L’Affaire Jean Zay, adaptation et mise en scène de René Albold
L’Affaire Jean Zay d’après Souvenirs et solitude et Ecrits de prison de Jean Zay, conception, adaptation et mise en scène de René Albold
Un simple lit en fer, et une table avec un ordinateur et deux personnages accompagnés en musique par Camille Albold. Le 19 juin 1944, sa famille reçoit la dernière lettre de Jean Zay exécuté dans un bois de l’Allier où ses assassins ont laissé son corps. Ministre exceptionnel de l’Éducation Nationale et des Beaux-Arts de juin 1936 à septembre 1939 dans le gouvernement du Front populaire, il mit en place entre autres: l’Ecole jusqu’ à quatorze ans, les classes d’orientation, les activités dirigées, les enseignements interdisciplinaires, la reconnaissance de l’apprentissage, le sport à l’école, les œuvres universitaires. Il créa aussi -on l’oublie souvent- le C.N.R.S., le Musée des arts et traditions populaires et le musée d’Art moderne, la Réunion des Théâtres lyriques nationaux, le festival de Cannes…

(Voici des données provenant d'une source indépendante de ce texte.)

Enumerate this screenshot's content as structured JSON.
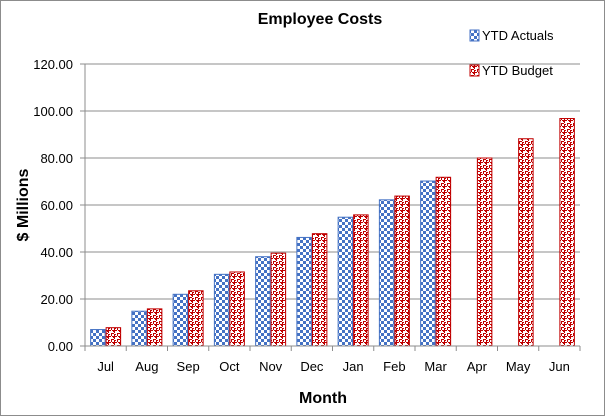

Il s’engagea dès le début de la guerre. Embarqué sur le Massalia le 20 juin 1940 avec le gouvernement provisoire en partance pour le Maroc, Jean Zay tombe dans le piège tendu par Vichy. Renvoyé en métropole, il est arrêté à Casablanca et ses biens confisqués; d’abord emprisonné à Marseille par le régime de Pétain qui nourrit une haine implacable contre les juifs et la démocratie. Puis le 25 janvier 1941, il sera transféré à la prison de Riom: «La prison nous apprend que nous pouvons nous passer du monde»puis condamné après un simulacre de procès, à la déportation et à la dégradation militaire pour « désertion en présence de l’ennemi « . Des prisonniers meurent de froid. Lui s’exerce à tuer le temps avec des programmes rigoureux de gymnastique. De 7 à 8 h: culture physique; de 8 à 9h : promenade, de 11 à 12 h : étude.
Le 4 octobre 1940, son procès ou plutôt un simulacre, a lieu à Clermont-Ferrand. Il survivra cent jours à son exécution: «Ce n’est qu’en prison qu’on comprend Proust! » Jean Zay, symbole du Front populaire, est victime d’un procès politique et condamné à une peine qui n’avait plus été prononcée depuis Dreyfus. Vichy se venge sur ceux qu’il tient pour responsables de la défaite. En prison, Jean Zay entretient une correspondance quasi quotidienne avec sa femme Madeleine. Et il écrit Souvenirs et solitude sur sa condition de prisonnier et L’Affaire Jean Zay où il démonte les arguments de ses accusateurs.
« Nous voulons faire entendre ce récit, dit René Albold, parce que nous croyons en sa force de témoignage et à la dimension émotionnelle que peut prendre cette écriture dans l’espace théâtral. Cette pensée d’un homme dans sa solitude, redevenue parole vivante, pourrait bien nous aider à structurer notre pensée contemporaine. » Sa mise en scène dépouillée nous fait vivre avec intensité les dernières heures de ce grand homme politique, amoureux de la France libre que fut Jean Zay et témoigne de son intégrité et de sa foi dans la justice et la liberté intellectuelle qui constituaient un acte de résistance à la dictature du gouvernement vichyste…
Edith Rappoport
Théâtre de l’Epée de Bois, route du Champ de manœuvre, Cartoucherie de Vincennes (Val-de-Marne), jusqu’au 19 janvier.
*Samedi 12 janvier après la représentation de 16h, entretien avec Hélène Zay-Mouchard, fille de Jean Zay.